今回、理化学研究所(理研)生命医科学研究センター基盤技術開発研究チーム、東京大学医科学研究所、秋田大学大学院医学系研究科、京都大学大学院医学研究科、東京大学大学院新領域創成科学研究科、国立がん研究センター遺伝子診療部門、佐々木研究所附属杏雲堂病院遺伝子診療科らの共同研究グループにより、腎がん患者と非がん患者対照群を用いた症例対照研究で世界最大規模となる7,000人以上のゲノムDNA解析が行われ、邦人の遺伝性腎がんの原因遺伝子・発症リスク・臨床的特徴が明らかにされた。

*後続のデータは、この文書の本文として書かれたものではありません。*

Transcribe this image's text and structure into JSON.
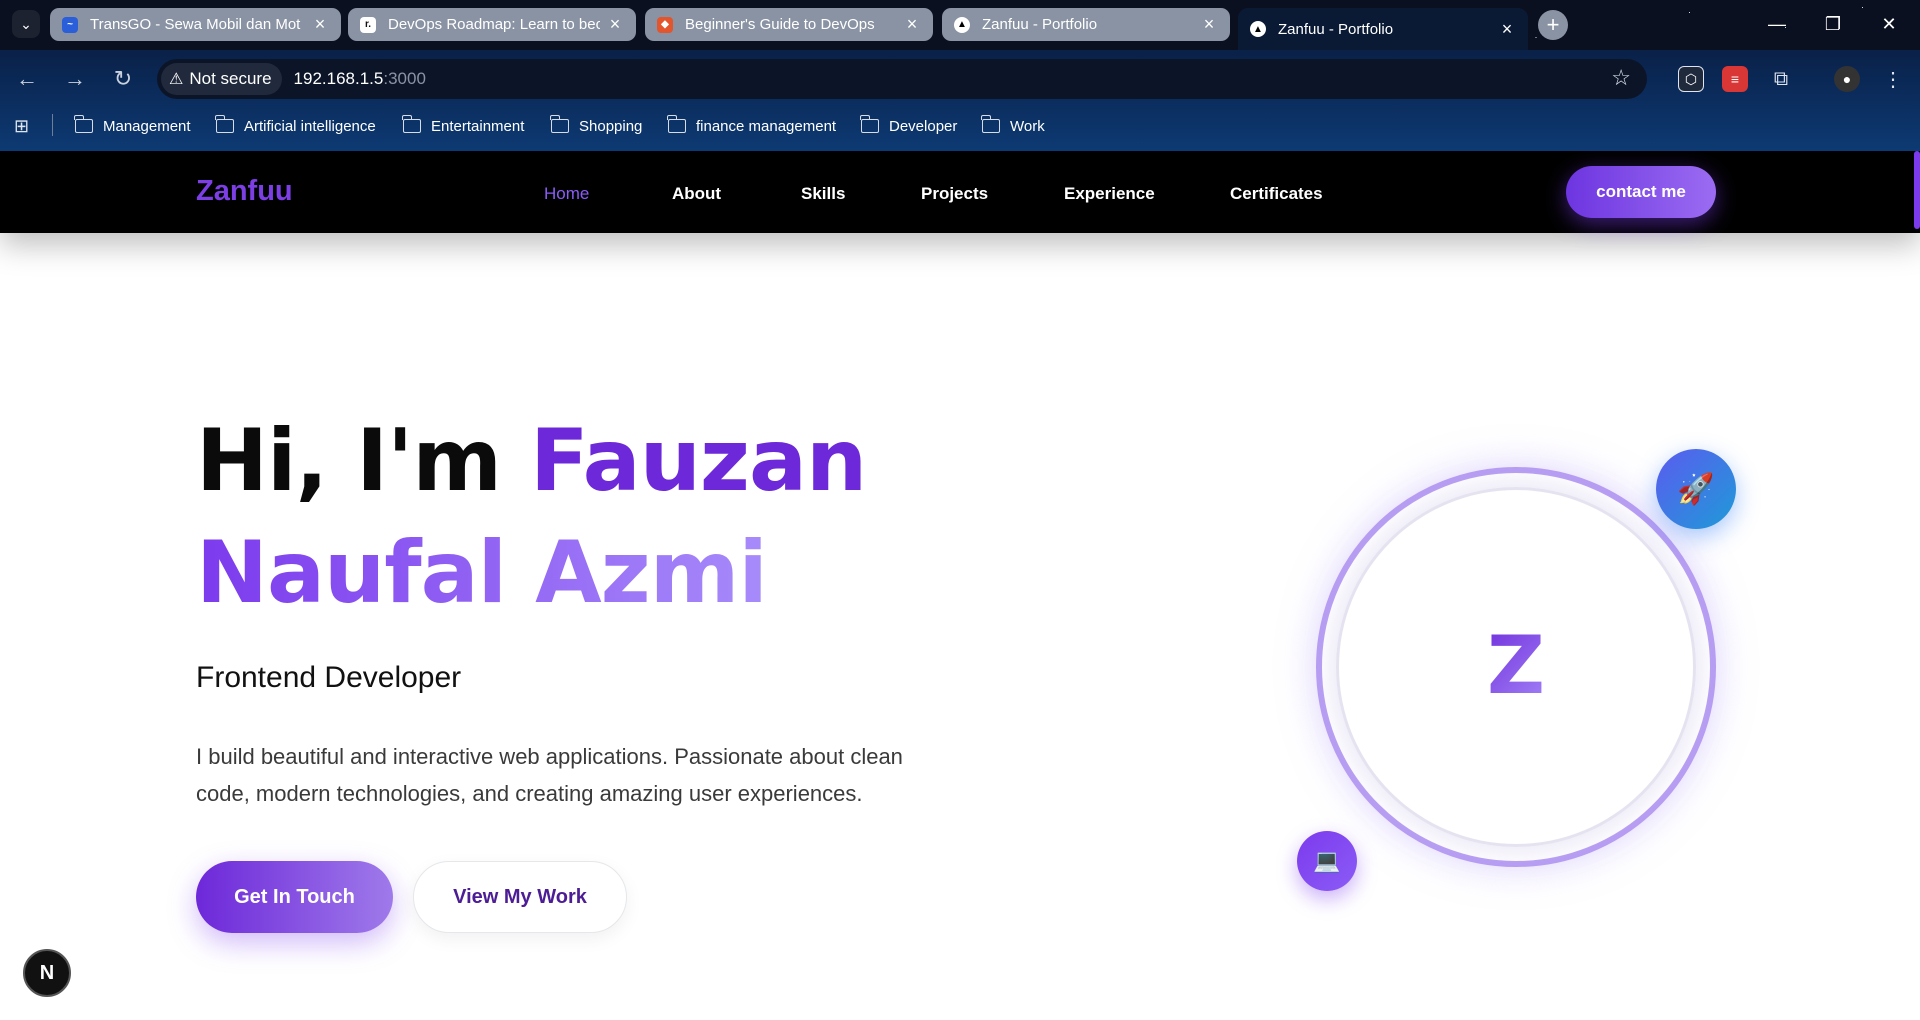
{
  "browser": {
    "tabs": [
      {
        "label": "TransGO - Sewa Mobil dan Mot",
        "favicon": "transgo-icon",
        "active": false
      },
      {
        "label": "DevOps Roadmap: Learn to bec",
        "favicon": "roadmap-icon",
        "active": false
      },
      {
        "label": "Beginner's Guide to DevOps",
        "favicon": "gitlab-icon",
        "active": false
      },
      {
        "label": "Zanfuu - Portfolio",
        "favicon": "vercel-icon",
        "active": false
      },
      {
        "label": "Zanfuu - Portfolio",
        "favicon": "vercel-icon",
        "active": true
      }
    ],
    "security_label": "Not secure",
    "url_host": "192.168.1.5",
    "url_port": ":3000",
    "bookmarks": [
      "Management",
      "Artificial intelligence",
      "Entertainment",
      "Shopping",
      "finance management",
      "Developer",
      "Work"
    ]
  },
  "site": {
    "logo": "Zanfuu",
    "nav": [
      "Home",
      "About",
      "Skills",
      "Projects",
      "Experience",
      "Certificates"
    ],
    "active_nav": "Home",
    "contact_label": "contact me"
  },
  "hero": {
    "greeting": "Hi, I'm",
    "first_name": "Fauzan",
    "rest_name": "Naufal Azmi",
    "role": "Frontend Developer",
    "description": "I build beautiful and interactive web applications. Passionate about clean code, modern technologies, and creating amazing user experiences.",
    "primary_cta": "Get In Touch",
    "secondary_cta": "View My Work",
    "avatar_letter": "Z"
  },
  "dev_badge": "N",
  "colors": {
    "accent": "#7c3aed",
    "accent_light": "#a78bfa",
    "nav_bg": "#000000"
  }
}
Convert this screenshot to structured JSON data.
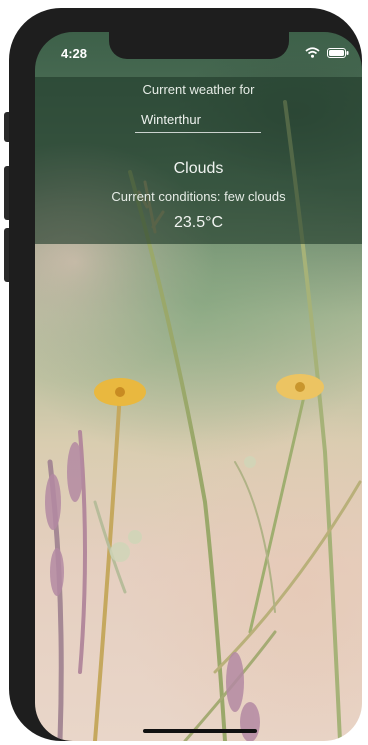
{
  "status_bar": {
    "time": "4:28",
    "icons": [
      "wifi-icon",
      "battery-icon"
    ]
  },
  "weather": {
    "title": "Current weather for",
    "city_input_value": "Winterthur",
    "condition": "Clouds",
    "conditions_text": "Current conditions: few clouds",
    "temperature": "23.5°C"
  },
  "colors": {
    "panel_overlay": "#203a2a",
    "text": "#f0f3f0",
    "phone_frame": "#1e1e1e"
  }
}
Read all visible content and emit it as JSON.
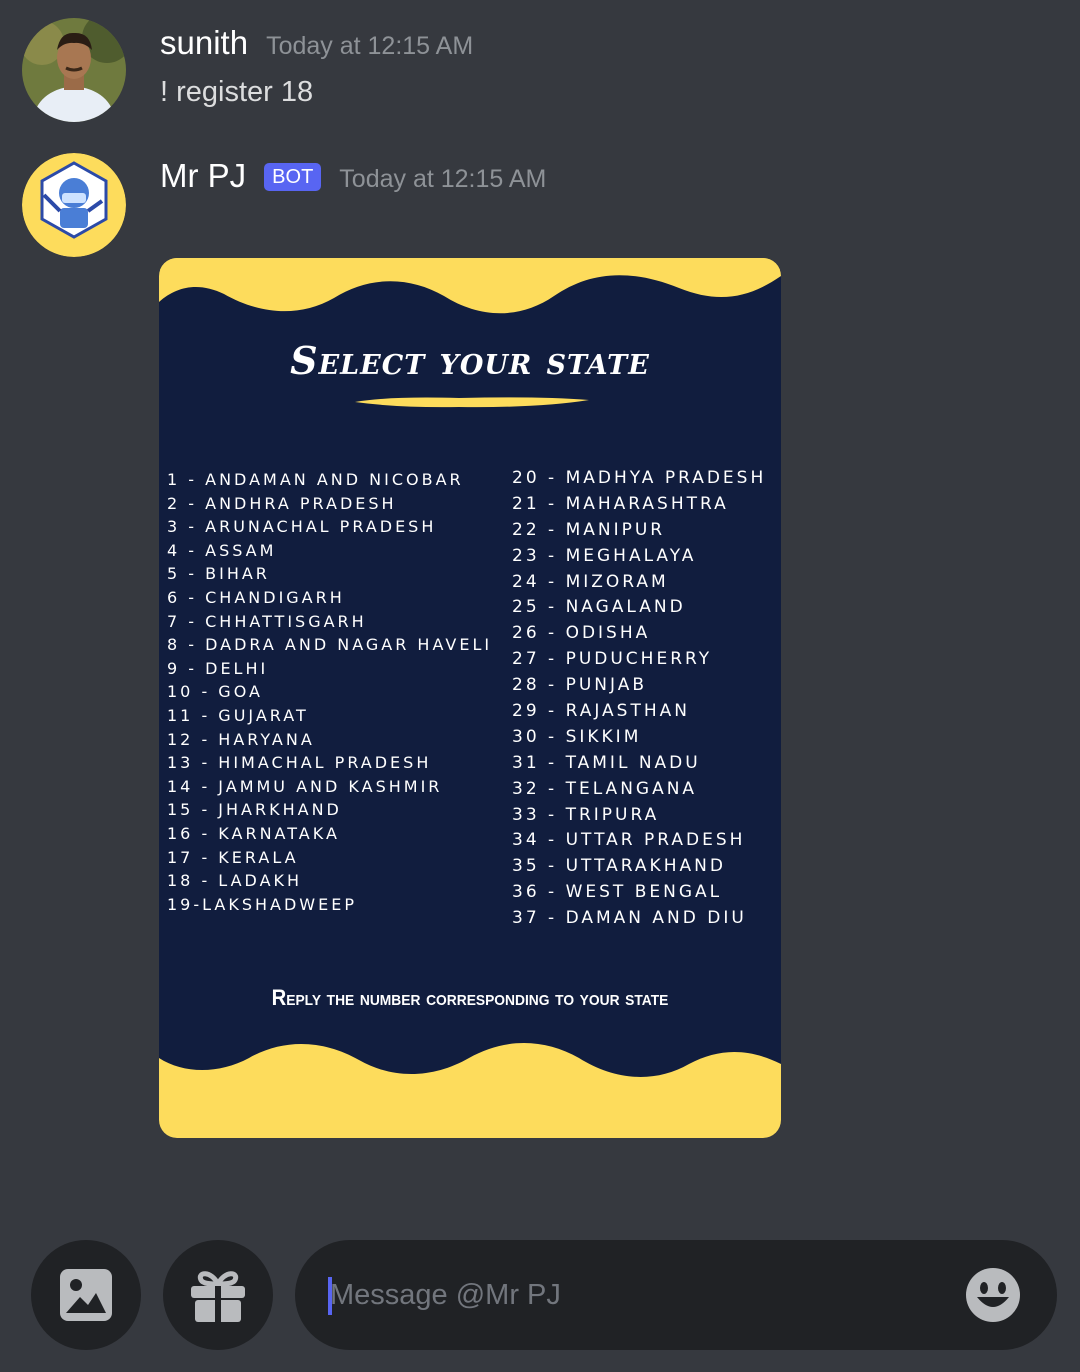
{
  "messages": [
    {
      "author": "sunith",
      "timestamp": "Today at 12:15 AM",
      "text": "! register 18"
    },
    {
      "author": "Mr PJ",
      "badge": "BOT",
      "timestamp": "Today at 12:15 AM",
      "avatar_text": "Mr PJ"
    }
  ],
  "card": {
    "title": "Select your state",
    "left_states": [
      "1 - ANDAMAN AND NICOBAR",
      "2 - ANDHRA PRADESH",
      "3 - ARUNACHAL PRADESH",
      "4 - ASSAM",
      "5 - BIHAR",
      "6 - CHANDIGARH",
      "7 - CHHATTISGARH",
      "8 - DADRA AND NAGAR HAVELI",
      "9 - DELHI",
      "10 - GOA",
      "11 - GUJARAT",
      "12 - HARYANA",
      "13 - HIMACHAL PRADESH",
      "14 - JAMMU AND KASHMIR",
      "15 - JHARKHAND",
      "16 - KARNATAKA",
      "17 - KERALA",
      "18 - LADAKH",
      "19-LAKSHADWEEP"
    ],
    "right_states": [
      "20 - MADHYA PRADESH",
      "21 - MAHARASHTRA",
      "22 - MANIPUR",
      "23 - MEGHALAYA",
      "24 - MIZORAM",
      "25 - NAGALAND",
      "26 - ODISHA",
      "27 - PUDUCHERRY",
      "28 - PUNJAB",
      "29 - RAJASTHAN",
      "30 - SIKKIM",
      "31 - TAMIL NADU",
      "32 - TELANGANA",
      "33 - TRIPURA",
      "34 - UTTAR PRADESH",
      "35 - UTTARAKHAND",
      "36 - WEST BENGAL",
      "37 - DAMAN AND DIU"
    ],
    "footer": "Reply the number corresponding to your state"
  },
  "composer": {
    "placeholder": "Message @Mr PJ"
  },
  "icons": {
    "attach_image": "image-icon",
    "gift": "gift-icon",
    "emoji": "emoji-icon"
  },
  "colors": {
    "background": "#36393f",
    "composer_bg": "#202225",
    "badge": "#5865f2",
    "card_navy": "#111d3e",
    "card_yellow": "#fddc5c"
  }
}
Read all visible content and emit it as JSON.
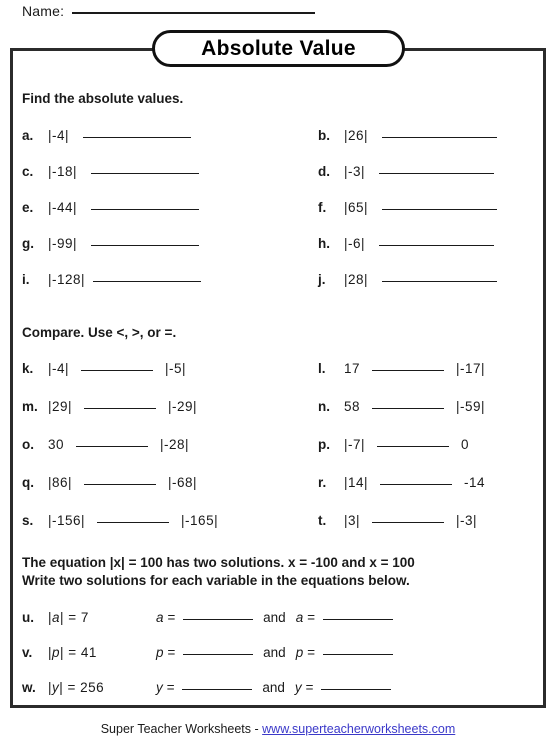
{
  "header": {
    "name_label": "Name:"
  },
  "title": "Absolute Value",
  "section1": {
    "heading": "Find the absolute values.",
    "left": [
      {
        "letter": "a.",
        "expr": "|-4|"
      },
      {
        "letter": "c.",
        "expr": "|-18|"
      },
      {
        "letter": "e.",
        "expr": "|-44|"
      },
      {
        "letter": "g.",
        "expr": "|-99|"
      },
      {
        "letter": "i.",
        "expr": "|-128|"
      }
    ],
    "right": [
      {
        "letter": "b.",
        "expr": "|26|"
      },
      {
        "letter": "d.",
        "expr": "|-3|"
      },
      {
        "letter": "f.",
        "expr": "|65|"
      },
      {
        "letter": "h.",
        "expr": "|-6|"
      },
      {
        "letter": "j.",
        "expr": "|28|"
      }
    ]
  },
  "section2": {
    "heading": "Compare.  Use <, >, or =.",
    "left": [
      {
        "letter": "k.",
        "expr": "|-4|",
        "rhs": "|-5|"
      },
      {
        "letter": "m.",
        "expr": "|29|",
        "rhs": "|-29|"
      },
      {
        "letter": "o.",
        "expr": "30",
        "rhs": "|-28|"
      },
      {
        "letter": "q.",
        "expr": "|86|",
        "rhs": "|-68|"
      },
      {
        "letter": "s.",
        "expr": "|-156|",
        "rhs": "|-165|"
      }
    ],
    "right": [
      {
        "letter": "l.",
        "expr": "17",
        "rhs": "|-17|"
      },
      {
        "letter": "n.",
        "expr": "58",
        "rhs": "|-59|"
      },
      {
        "letter": "p.",
        "expr": "|-7|",
        "rhs": "0"
      },
      {
        "letter": "r.",
        "expr": "|14|",
        "rhs": "-14"
      },
      {
        "letter": "t.",
        "expr": "|3|",
        "rhs": "|-3|"
      }
    ]
  },
  "section3": {
    "note_line1": "The equation |x| = 100 has two solutions.  x = -100  and  x = 100",
    "note_line2": "Write two solutions for each variable in the equations below.",
    "and_label": "and",
    "rows": [
      {
        "letter": "u.",
        "equation_var": "a",
        "equation": "| | = 7",
        "eq_prefix": "|",
        "eq_suffix": "| = 7",
        "solution_prefix": "a ="
      },
      {
        "letter": "v.",
        "equation_var": "p",
        "equation": "| | = 41",
        "eq_prefix": "|",
        "eq_suffix": "| = 41",
        "solution_prefix": "p ="
      },
      {
        "letter": "w.",
        "equation_var": "y",
        "equation": "| | = 256",
        "eq_prefix": "|",
        "eq_suffix": "| = 256",
        "solution_prefix": "y ="
      }
    ]
  },
  "footer": {
    "brand": "Super Teacher Worksheets  -  ",
    "site": "www.superteacherworksheets.com",
    "link_color": "#3b39c9"
  }
}
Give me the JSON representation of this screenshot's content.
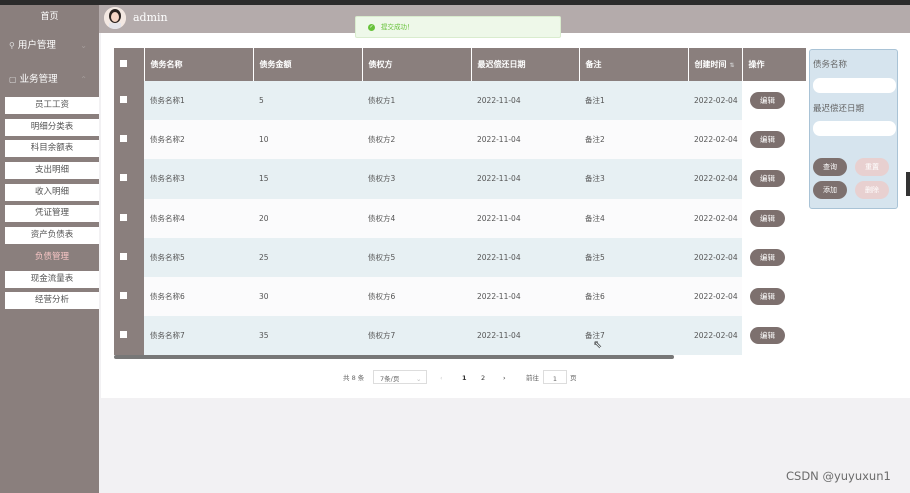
{
  "header": {
    "username": "admin"
  },
  "toast": {
    "message": "提交成功！"
  },
  "sidebar": {
    "home": "首页",
    "groups": [
      {
        "label": "用户管理"
      },
      {
        "label": "业务管理"
      }
    ],
    "items": [
      {
        "label": "员工工资"
      },
      {
        "label": "明细分类表"
      },
      {
        "label": "科目余额表"
      },
      {
        "label": "支出明细"
      },
      {
        "label": "收入明细"
      },
      {
        "label": "凭证管理"
      },
      {
        "label": "资产负债表"
      },
      {
        "label": "负债管理",
        "active": true
      },
      {
        "label": "现金流量表"
      },
      {
        "label": "经营分析"
      }
    ]
  },
  "table": {
    "columns": [
      "债务名称",
      "债务金额",
      "债权方",
      "最迟偿还日期",
      "备注",
      "创建时间",
      "操作"
    ],
    "rows": [
      {
        "name": "债务名称1",
        "amount": "5",
        "creditor": "债权方1",
        "due": "2022-11-04",
        "note": "备注1",
        "created": "2022-02-04",
        "action": "编辑"
      },
      {
        "name": "债务名称2",
        "amount": "10",
        "creditor": "债权方2",
        "due": "2022-11-04",
        "note": "备注2",
        "created": "2022-02-04",
        "action": "编辑"
      },
      {
        "name": "债务名称3",
        "amount": "15",
        "creditor": "债权方3",
        "due": "2022-11-04",
        "note": "备注3",
        "created": "2022-02-04",
        "action": "编辑"
      },
      {
        "name": "债务名称4",
        "amount": "20",
        "creditor": "债权方4",
        "due": "2022-11-04",
        "note": "备注4",
        "created": "2022-02-04",
        "action": "编辑"
      },
      {
        "name": "债务名称5",
        "amount": "25",
        "creditor": "债权方5",
        "due": "2022-11-04",
        "note": "备注5",
        "created": "2022-02-04",
        "action": "编辑"
      },
      {
        "name": "债务名称6",
        "amount": "30",
        "creditor": "债权方6",
        "due": "2022-11-04",
        "note": "备注6",
        "created": "2022-02-04",
        "action": "编辑"
      },
      {
        "name": "债务名称7",
        "amount": "35",
        "creditor": "债权方7",
        "due": "2022-11-04",
        "note": "备注7",
        "created": "2022-02-04",
        "action": "编辑"
      }
    ]
  },
  "pagination": {
    "total": "共 8 条",
    "page_size": "7条/页",
    "pages": [
      "1",
      "2"
    ],
    "goto_label": "前往",
    "goto_value": "1",
    "page_suffix": "页",
    "prev": "‹",
    "next": "›"
  },
  "search_panel": {
    "name_label": "债务名称",
    "date_label": "最迟偿还日期",
    "query_button": "查询",
    "reset_button": "重置",
    "add_button": "添加",
    "delete_button": "删除"
  },
  "watermark": "CSDN @yuyuxun1"
}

腎がんの病理組織型の一つである淡明細胞型腎細胞がん患者では4.1%の患者が病的バリアントを保有しており、特にTP53遺伝子ががんの発症に強く関わり、東アジア人に特徴的な病的バリアントが特に影響を与えていることが分かった。

また、非淡明細胞型腎細胞がん患者では5.6%の患者が病的バリアントを保有しており、特にBAP1遺伝子、FH遺伝子が発症に強く関与することや、若年発症の患者に病的バリアントが多い臨床的特徴も明らかになった。

本研究成果は、科学雑誌『Human Molecular Genetics』オンライン版に掲載された。